Involvement of Everyone
With in the Organization: This is the most impressive area of the TQM process from what I can see. It is a testament to this company to see how the employees view the company that they work for. First of all, I called the L.L.Bean Company on their 800 # and was greeted after three rings of the telephone by a polite female operator named Rita. I told her that I was writing a paper on her company and asked her if she enjoyed working there, all I can say is that she blew me away with how excited she was to talk about the environment and how wonderful it was to be employed there, and mentioned at least 10 times the word FAMILY.
Secondly, I went to the company’s web site and logged onto their live customer service platform, within about 20 seconds I was greeted in chat format by a woman by the name of Patricia.
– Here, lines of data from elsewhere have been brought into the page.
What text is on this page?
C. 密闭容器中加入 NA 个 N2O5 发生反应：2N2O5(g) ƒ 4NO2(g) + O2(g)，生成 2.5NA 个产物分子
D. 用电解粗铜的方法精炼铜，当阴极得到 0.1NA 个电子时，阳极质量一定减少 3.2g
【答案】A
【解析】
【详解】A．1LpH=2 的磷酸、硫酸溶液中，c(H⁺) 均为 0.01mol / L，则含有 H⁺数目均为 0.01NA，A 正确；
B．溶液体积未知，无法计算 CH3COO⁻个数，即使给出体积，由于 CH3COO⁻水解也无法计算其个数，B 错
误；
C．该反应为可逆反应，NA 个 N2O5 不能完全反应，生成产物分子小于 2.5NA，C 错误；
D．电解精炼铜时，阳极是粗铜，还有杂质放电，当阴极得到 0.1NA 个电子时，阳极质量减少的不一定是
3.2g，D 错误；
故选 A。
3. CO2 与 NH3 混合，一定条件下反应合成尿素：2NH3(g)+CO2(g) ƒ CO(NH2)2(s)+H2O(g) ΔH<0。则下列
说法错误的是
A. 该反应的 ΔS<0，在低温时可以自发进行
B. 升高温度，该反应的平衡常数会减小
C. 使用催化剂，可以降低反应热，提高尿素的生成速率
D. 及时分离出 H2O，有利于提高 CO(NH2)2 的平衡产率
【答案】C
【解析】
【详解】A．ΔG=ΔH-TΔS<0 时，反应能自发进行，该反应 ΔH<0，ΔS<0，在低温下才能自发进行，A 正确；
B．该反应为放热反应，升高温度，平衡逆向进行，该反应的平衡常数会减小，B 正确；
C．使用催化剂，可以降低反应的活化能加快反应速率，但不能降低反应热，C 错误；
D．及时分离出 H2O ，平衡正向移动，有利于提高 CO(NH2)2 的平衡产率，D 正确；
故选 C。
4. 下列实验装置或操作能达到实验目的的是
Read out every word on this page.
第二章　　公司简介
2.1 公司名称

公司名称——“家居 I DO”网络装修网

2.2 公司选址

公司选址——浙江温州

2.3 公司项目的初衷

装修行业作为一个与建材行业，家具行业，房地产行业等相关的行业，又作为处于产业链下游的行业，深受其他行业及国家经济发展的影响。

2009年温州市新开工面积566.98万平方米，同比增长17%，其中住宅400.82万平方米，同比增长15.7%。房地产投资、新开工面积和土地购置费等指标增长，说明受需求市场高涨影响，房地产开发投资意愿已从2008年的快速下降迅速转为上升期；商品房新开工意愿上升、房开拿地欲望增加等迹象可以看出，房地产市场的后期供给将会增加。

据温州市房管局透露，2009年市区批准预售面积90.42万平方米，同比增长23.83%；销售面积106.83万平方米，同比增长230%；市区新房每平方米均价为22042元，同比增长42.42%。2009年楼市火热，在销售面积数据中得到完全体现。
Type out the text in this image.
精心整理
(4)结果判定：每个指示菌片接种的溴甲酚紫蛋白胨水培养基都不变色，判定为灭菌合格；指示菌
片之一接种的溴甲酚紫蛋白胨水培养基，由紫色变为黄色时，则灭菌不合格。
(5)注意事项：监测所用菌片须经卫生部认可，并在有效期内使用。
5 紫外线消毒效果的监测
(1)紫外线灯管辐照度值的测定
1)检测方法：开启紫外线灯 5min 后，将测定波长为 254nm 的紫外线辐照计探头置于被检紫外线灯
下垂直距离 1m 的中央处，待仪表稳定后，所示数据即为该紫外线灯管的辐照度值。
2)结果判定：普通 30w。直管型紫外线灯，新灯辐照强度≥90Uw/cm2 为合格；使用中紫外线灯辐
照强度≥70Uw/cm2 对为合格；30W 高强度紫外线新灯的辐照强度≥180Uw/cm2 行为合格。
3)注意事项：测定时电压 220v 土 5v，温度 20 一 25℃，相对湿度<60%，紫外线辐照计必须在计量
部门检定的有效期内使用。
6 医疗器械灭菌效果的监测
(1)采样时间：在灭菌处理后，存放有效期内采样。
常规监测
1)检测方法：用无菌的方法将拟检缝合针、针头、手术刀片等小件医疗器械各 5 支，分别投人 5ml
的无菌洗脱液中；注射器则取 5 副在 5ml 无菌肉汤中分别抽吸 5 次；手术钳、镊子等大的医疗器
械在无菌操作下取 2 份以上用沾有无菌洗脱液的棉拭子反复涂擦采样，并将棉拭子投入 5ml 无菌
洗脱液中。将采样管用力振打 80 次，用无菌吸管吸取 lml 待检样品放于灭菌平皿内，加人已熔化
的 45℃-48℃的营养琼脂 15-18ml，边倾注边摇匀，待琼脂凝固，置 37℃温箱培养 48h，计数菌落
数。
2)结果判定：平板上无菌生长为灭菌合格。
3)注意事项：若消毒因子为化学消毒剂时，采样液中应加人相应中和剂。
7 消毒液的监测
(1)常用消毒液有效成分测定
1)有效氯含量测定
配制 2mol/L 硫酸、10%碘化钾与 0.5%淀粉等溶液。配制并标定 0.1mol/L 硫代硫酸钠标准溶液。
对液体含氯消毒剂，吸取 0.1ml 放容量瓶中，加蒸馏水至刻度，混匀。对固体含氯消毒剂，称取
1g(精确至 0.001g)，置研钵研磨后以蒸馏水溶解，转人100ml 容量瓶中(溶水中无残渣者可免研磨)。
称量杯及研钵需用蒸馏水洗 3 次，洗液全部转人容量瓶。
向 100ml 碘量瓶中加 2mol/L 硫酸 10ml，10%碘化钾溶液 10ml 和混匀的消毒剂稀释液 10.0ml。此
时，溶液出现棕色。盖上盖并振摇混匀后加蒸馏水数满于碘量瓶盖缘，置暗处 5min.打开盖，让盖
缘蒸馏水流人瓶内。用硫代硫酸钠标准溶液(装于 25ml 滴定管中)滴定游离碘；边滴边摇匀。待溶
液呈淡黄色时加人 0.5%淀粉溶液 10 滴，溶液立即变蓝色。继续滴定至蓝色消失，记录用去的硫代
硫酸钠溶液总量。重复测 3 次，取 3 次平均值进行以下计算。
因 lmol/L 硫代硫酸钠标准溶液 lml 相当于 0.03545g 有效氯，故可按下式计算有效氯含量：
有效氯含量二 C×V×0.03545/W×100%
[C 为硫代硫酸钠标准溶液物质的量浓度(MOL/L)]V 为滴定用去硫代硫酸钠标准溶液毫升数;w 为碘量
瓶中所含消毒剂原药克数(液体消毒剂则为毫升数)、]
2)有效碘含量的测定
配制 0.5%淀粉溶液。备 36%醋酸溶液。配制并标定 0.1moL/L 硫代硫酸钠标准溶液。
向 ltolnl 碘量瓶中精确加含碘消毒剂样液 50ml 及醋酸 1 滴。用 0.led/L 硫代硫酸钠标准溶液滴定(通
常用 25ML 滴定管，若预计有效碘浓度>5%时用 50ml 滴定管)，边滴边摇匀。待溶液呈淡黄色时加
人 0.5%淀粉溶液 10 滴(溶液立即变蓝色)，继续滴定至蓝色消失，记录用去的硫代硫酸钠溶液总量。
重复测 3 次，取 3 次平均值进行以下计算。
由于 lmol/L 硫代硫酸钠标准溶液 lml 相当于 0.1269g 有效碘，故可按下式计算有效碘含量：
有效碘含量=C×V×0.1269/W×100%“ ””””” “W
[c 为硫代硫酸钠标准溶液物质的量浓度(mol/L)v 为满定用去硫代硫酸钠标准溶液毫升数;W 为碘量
I typed in and let her know that I was writing a paper about L.L. Bean, and asked her about her how she liked her job.
Well I can only say that she again mentioned family, how great it was, how enjoyable it was, we talked about the weather, she wished me a happy holiday, and I wished her a Merry Christmas ECT. Most impressive was that she let me know that she would let the Chairman of the Company Mr. Leon Gorman, who she told me was the Grandson of L.L himself know that there was a student in N.Y. that was doing a paper on the company and that I might want to forward a copy of my paper to him.
I said you speak with the Chairman, She said yes he comes and spends some time with us quite often especially during the holiday rush. This confirmed what was the final segment of the television interview, which showed the President working on a packaging line.
You see from the day after Thanksgiving until Christmas Eve. All of the senior management team goes down to the production floor and work side-by-side, packing, sorting and answering phones, with the rest of the employees. Even the employees that retire come back each holiday season to pitch in. L.L.Bean brings back over 6,000 retired employees each year to help out with the holiday rush.
On the day of the interview, the company shipped 53,000 packages to customers. The average package contains 3 items. (WOW)
First of all, most of my family is going to receive L.L. Bean items for Christmas this year.
I found that this companies employees, kind of summed it all up. What TQM has become to me a Management philosophy that takes on the tone of culture within a company! The only way that TQM can work properly is if all are on board.
While I only communicated with 2 random employees – let me say that the tone in their voices was quite impressive. I also found it Impressive for Management to pitch in during the holiday rush, shoulder to shoulder, I think this kind of management instills the FAMILY attitude that the two employees that I spoke with have.